Have you heard the term ‘vaping’? Electronic cigarette and personal vaporisers are devices that give an alternative to smoking tobacco cigarettes. While once considered a healthier alternative to cigarettes, there is a darker side to vaping that society needs to be aware of.
The liquid placed in vaporisers and e-cigarettes is a mixture of propylene glycol – a clear, colourless, syrupy liquid that produces vapour when heated or shaken; vegetable glycerin, which is clear and odourless; a liquid produced from plant oils; food flavourants and often nicotine.
Sometimes dagga or synthetic dagga oils (also known as Spice or K2) are also added.
“The darker side of vaping is that you can put marijuana in an electronic cigarette and it will be vaporized,” says Karen Griessel, a social worker at Rand Aid’s Wedge Gardens substance abuse treatment centre.
“All that you will need is a vaporizer and a dry herb cartridge which will instantly change your vaporiser into an electric pipe. Another option is the use of oils, waxes and other tetrahydrocannabinol (THC) concentrates, such as hash oils, which come in an oil cartridge or glass globe attachment.
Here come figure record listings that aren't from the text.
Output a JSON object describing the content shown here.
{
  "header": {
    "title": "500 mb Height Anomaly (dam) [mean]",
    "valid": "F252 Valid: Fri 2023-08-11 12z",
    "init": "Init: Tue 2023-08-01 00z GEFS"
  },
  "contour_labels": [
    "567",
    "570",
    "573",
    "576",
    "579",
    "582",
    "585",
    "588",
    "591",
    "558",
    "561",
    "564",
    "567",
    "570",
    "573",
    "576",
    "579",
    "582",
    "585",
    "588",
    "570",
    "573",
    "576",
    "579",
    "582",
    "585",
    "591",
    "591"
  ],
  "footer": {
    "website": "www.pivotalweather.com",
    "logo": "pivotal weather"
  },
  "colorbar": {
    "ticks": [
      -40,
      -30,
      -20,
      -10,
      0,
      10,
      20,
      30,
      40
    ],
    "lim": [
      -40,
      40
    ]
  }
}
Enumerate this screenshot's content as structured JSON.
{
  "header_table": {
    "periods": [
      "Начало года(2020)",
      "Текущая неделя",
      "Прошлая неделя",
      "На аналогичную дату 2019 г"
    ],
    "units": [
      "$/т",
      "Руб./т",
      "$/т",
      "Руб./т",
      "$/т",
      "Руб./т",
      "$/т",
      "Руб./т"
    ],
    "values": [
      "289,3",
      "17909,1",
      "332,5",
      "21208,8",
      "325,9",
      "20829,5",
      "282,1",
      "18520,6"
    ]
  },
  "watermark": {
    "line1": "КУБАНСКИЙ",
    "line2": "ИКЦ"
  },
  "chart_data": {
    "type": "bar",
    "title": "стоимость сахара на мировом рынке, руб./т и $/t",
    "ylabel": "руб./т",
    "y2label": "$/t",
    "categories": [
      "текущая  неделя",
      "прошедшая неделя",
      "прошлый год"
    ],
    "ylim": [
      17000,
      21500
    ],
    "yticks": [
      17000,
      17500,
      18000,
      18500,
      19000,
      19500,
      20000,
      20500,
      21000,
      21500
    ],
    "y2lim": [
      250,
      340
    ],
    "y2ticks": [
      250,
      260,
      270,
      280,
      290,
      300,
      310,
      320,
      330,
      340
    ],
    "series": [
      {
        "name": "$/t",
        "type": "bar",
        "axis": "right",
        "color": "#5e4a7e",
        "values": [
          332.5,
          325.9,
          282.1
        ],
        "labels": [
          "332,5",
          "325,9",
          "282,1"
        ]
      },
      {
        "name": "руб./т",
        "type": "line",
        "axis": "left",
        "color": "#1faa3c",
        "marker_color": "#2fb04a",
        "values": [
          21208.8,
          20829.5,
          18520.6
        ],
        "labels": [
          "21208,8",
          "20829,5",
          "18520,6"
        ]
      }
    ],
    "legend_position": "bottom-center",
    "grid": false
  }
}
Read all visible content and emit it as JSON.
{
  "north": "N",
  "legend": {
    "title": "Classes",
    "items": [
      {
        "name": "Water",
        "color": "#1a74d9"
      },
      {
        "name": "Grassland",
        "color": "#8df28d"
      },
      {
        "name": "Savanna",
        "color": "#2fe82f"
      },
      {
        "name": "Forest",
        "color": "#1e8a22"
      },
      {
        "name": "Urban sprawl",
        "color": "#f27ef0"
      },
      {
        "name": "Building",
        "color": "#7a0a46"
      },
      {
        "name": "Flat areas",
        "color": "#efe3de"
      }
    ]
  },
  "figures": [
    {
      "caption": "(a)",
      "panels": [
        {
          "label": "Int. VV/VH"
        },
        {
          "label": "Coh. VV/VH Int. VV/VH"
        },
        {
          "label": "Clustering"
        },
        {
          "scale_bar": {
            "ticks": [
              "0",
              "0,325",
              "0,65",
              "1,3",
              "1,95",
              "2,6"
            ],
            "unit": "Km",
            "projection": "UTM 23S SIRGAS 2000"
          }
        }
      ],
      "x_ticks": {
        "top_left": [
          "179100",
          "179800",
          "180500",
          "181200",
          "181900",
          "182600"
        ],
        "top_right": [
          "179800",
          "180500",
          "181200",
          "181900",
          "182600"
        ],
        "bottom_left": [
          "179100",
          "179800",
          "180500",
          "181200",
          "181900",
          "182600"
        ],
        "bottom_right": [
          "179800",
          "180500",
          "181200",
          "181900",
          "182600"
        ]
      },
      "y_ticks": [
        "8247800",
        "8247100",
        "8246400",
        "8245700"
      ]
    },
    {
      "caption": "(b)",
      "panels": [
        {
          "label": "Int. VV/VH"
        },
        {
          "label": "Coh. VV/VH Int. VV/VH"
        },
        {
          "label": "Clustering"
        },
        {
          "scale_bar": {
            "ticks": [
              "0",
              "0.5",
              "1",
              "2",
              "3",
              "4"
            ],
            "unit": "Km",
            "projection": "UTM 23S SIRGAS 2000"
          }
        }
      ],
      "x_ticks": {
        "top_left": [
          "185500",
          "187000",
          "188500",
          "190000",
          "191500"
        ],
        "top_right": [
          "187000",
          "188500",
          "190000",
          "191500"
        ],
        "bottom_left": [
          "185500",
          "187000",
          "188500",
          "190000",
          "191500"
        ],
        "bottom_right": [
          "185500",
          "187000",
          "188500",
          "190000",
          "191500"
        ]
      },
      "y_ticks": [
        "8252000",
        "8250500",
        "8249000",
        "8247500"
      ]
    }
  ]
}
“Vaping concentrates produce less smell than burning herbs, so it’s more discreet than smoking a marijuana joint. One can also use THC e-liquids and cannabis tinctures, otherwise known as liquid extracts of a plant material. It is becoming a popular way to consume a wide range of dangerous new synthetic drugs, including synthetic marijuana, and the danger in this is that many teenagers who are experimenting may not even be aware that they are ingesting these synthetic cannabinoids.”
Karen says the sellers of synthetic herbs are aggressively marketing liquid forms of the same chemicals that are used in traditional synthetic herbs, but using new names to create confusion about the bad side effects, harsh withdrawals and addictiveness.
“It’s easy to understand why vaping is becoming a preferred way to consume synthetic drugs. It tastes good, smells nice and delivers a much stronger, more potent high. And above all, no one can tell you’re doing drugs.
“The bottom line is that vaping may be the most dangerous synthetic marijuana trend since the drug hit our shores.”
But even using the e-ciggie to quit smoking – or be a more socially acceptable smoker – could be dangerous.
At their simplest, all vapour devices use a lithium battery to heat a wire coil. A wick is used to draw the liquid to the coil. When the liquid is heated by the coil, it vaporises and can then be inhaled in a similar fashion to smoking.
“It’s highly addictive, probably as addictive as heroin and cocaine. Contradictorily, Top of Formpeople have begun to use them to kick their habit of smoking cigarettes but, unfortunately, the possibility of escalating nicotine addiction and encouraging people to start smoking again is high.”
And there is currently no scientific evidence demonstrating the safety of vaping.
“The health warnings are inadequate,” says Karen, adding, “results show that vaping for just five minutes caused an increase in oxidative stress, which is an imbalance between the production of free radicals and the body’s detox abilities, as well as peripheral airway flow resistance in the lungs.”
She explains that the USA’s Food and Drug Administration found noticeable levels of toxic chemicals, including an ingredient used in anti-freeze, in various cartridges and different brands of vape. The higher the temperature, the more toxins were released.